Reviewer #3 (Recommendations for the authors):

This is a well-written description of experiments to further determine the mode of action of novel lysine synthesis inhibitor. The expansion of the mode of action to two consecutive enzymes of the lysine synthesis pathway is a surprising result, especially with different binding modes for the two enzymes. Again, the in vitro activity MBDTA-2 is rather poor for an effective herbicide. Perhaps inhibition of two enzymes makes up for the poor activity on each of the enzymes. Was the demethylated form of the compound tested in an in vitro assay of AtDHDPR1 and AtDHDP2? This must be done. If HBDTA is much more active than MBDTA-2 on DHDPR, the results would make more sense to me.

We thank the reviewer for raising an interesting point. The IC₅₀ values of MBDTA-2 against AtDHDPR1 and AtDHDPR2 are 6.9 and 8.6 µM, respectively. These values are similar to the IC₅₀ of the herbicide active ingredient glyphosate against its enzyme target.

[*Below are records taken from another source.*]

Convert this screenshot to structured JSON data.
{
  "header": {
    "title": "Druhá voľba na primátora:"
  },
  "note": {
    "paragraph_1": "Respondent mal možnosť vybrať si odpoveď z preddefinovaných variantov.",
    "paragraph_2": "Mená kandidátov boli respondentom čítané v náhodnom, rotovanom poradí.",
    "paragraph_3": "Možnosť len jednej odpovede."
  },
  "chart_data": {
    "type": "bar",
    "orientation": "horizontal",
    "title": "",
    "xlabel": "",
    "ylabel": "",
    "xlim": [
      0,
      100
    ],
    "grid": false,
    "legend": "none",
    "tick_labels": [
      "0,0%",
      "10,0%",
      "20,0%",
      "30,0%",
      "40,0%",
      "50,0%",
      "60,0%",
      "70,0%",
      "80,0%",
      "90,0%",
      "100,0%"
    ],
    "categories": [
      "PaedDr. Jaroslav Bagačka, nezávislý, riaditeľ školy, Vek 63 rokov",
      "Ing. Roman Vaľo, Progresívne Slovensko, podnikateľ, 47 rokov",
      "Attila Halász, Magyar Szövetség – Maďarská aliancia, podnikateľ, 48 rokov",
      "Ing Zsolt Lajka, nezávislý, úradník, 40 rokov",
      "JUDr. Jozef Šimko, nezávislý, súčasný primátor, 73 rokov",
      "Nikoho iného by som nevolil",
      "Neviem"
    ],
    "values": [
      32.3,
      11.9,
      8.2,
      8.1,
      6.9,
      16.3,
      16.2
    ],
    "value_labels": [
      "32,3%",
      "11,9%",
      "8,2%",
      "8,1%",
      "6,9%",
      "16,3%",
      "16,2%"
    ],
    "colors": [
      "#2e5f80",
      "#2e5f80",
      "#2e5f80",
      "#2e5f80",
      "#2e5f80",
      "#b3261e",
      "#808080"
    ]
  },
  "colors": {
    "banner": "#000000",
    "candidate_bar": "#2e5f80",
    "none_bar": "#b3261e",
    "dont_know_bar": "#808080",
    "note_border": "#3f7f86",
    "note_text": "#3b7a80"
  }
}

The potency of MBDTA-2 relative to current herbicides is now discussed with the addition of Line 252: ‘Furthermore, the low-μM potency of MBDTA-2 at the DHDPR target site is comparable to the potency of glyphosate, the most successful commercial herbicide active ingredient, at its enzyme target 5-enolpyruvylshikimate-3-phosphate synthase.’ We have now tested the demethylated compound against AtDHDPR1 and AtDHDPR2 and included the results in the revised manuscript as described in Response 2 above.

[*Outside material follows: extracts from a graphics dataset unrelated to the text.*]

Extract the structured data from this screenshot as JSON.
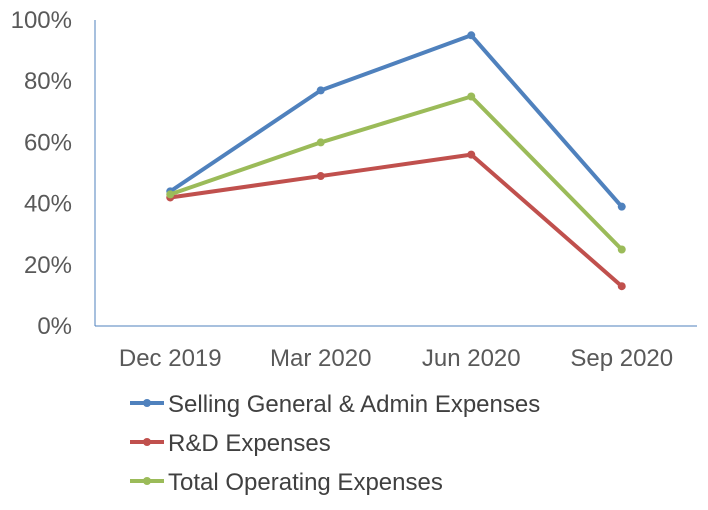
{
  "chart_data": {
    "type": "line",
    "title": "",
    "xlabel": "",
    "ylabel": "",
    "categories": [
      "Dec 2019",
      "Mar 2020",
      "Jun 2020",
      "Sep 2020"
    ],
    "ylim": [
      0,
      100
    ],
    "yticks": [
      0,
      20,
      40,
      60,
      80,
      100
    ],
    "ytick_labels": [
      "0%",
      "20%",
      "40%",
      "60%",
      "80%",
      "100%"
    ],
    "grid": false,
    "legend_position": "bottom",
    "series": [
      {
        "name": "Selling General & Admin Expenses",
        "color": "#4f81bd",
        "values": [
          44,
          77,
          95,
          39
        ]
      },
      {
        "name": "R&D Expenses",
        "color": "#c0504d",
        "values": [
          42,
          49,
          56,
          13
        ]
      },
      {
        "name": "Total Operating Expenses",
        "color": "#9bbb59",
        "values": [
          43,
          60,
          75,
          25
        ]
      }
    ]
  }
}
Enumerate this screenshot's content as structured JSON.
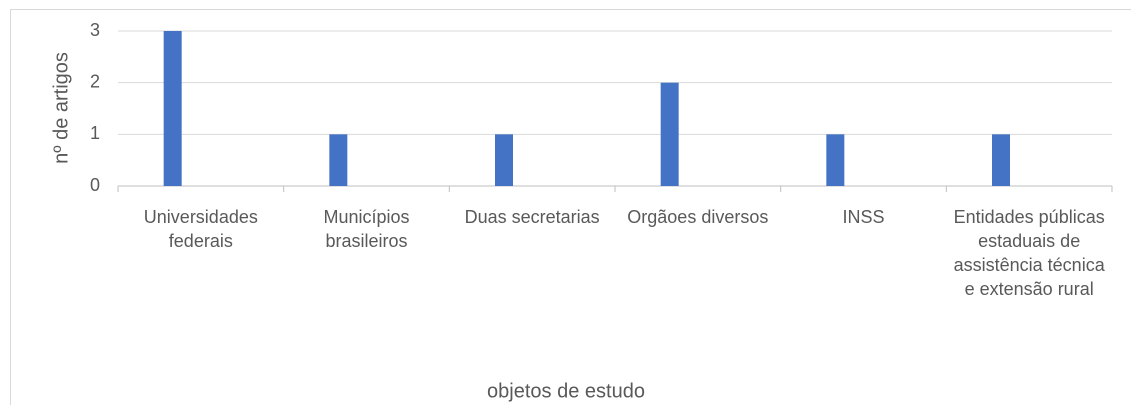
{
  "chart_data": {
    "type": "bar",
    "x_label": "objetos de estudo",
    "y_label": "nº de artigos",
    "categories": [
      "Universidades federais",
      "Municípios brasileiros",
      "Duas secretarias",
      "Orgãoes diversos",
      "INSS",
      "Entidades públicas estaduais de assistência técnica e extensão rural"
    ],
    "values": [
      3,
      1,
      1,
      2,
      1,
      1
    ],
    "color": "#4472c4",
    "ylim": [
      0,
      3
    ],
    "yticks": [
      0,
      1,
      2,
      3
    ],
    "grid": true
  }
}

The bioassay method is very weak, as it is impossible to determine whether MBDTA-2 is an effective herbicide from these results. Herbicides are not pipetted onto weed seeds in the field. MBDTA-2 was applied three times, on three consecutive days. In the field, a herbicide is applied once. I suggest that the compounds be applied once to the soil containing weeds seeds and watered into soil, as soil applied herbicide are used, or applied to foliage as a foliar spray with an adjuvant. I would try both methods, as some herbicides that are excellent soil-applied herbicides are poor foliar herbicides and vice versa. This way, you can compare the efficacy in g/ha with the positive control. Finally, herbicides are expected to kill weeds. Figure 5 shows only growth stunting.

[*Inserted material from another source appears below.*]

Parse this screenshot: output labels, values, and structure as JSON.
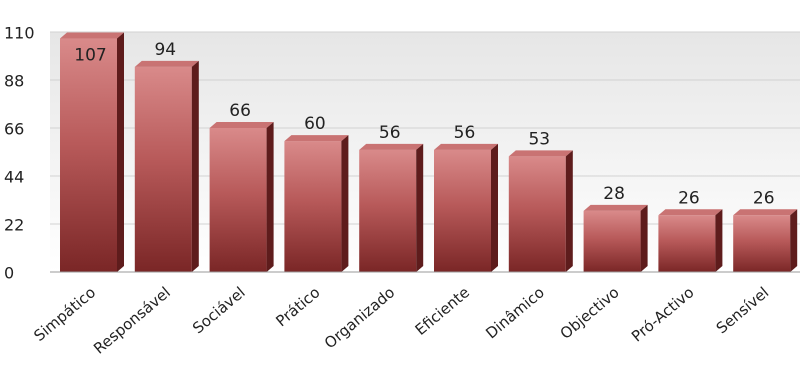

The bioassays conducted in this study provide proof-of-concept work for the potential utility of dual-target lysine biosynthesis inhibitors for development as herbicides. Future work will focus on optimisation of the inhibitors presented in this study in order to develop them as herbicides. This point is now included in the Discussion at line 281 as follows: ‘Additionally, exploring the structure activity relationship of MBDTA-2 through the screening of analogues against whole plants may also provide insights into modifications that are advantageous to in vivo potency.’ Future work will also optimise the formulation of these compounds to improve efficacy and this is included in the Discussion at Line 285 as follows: ‘Although these methods offer opportunities to optimise inhibitor potency, formulation also has a substantial impact on the performance of herbicide active ingredients and is therefore an important avenue to pursue for potency maximisation (Pacanoski, 2015). Whilst the in vivo assays conducted here provide proof-of-concept for the potential of dual-target lysine biosynthesis inhibitors as herbicide active ingredients, controlled-dosage spraying experiments with the formulated compound will be pertinent to assess the application rate required for herbicidal efficacy in comparison to commercial herbicides.’ The compounds presented demonstrate that they inhibit the germination and growth of a weed species and therefore could potentially be developed into herbicides with future optimisation. Accordingly, the claims for biological activity on Lolium rigidum have been altered as discussed in Response 1 above.

Where are the chlorsulfuron results?

The chlorsulfuron positive control data has been added to Figure 5, panel A. Line 220:

“The Figure 5 legend has been updated accordingly with the addition of ‘or 1200 mg·L^-1 of chlorsulfuron.”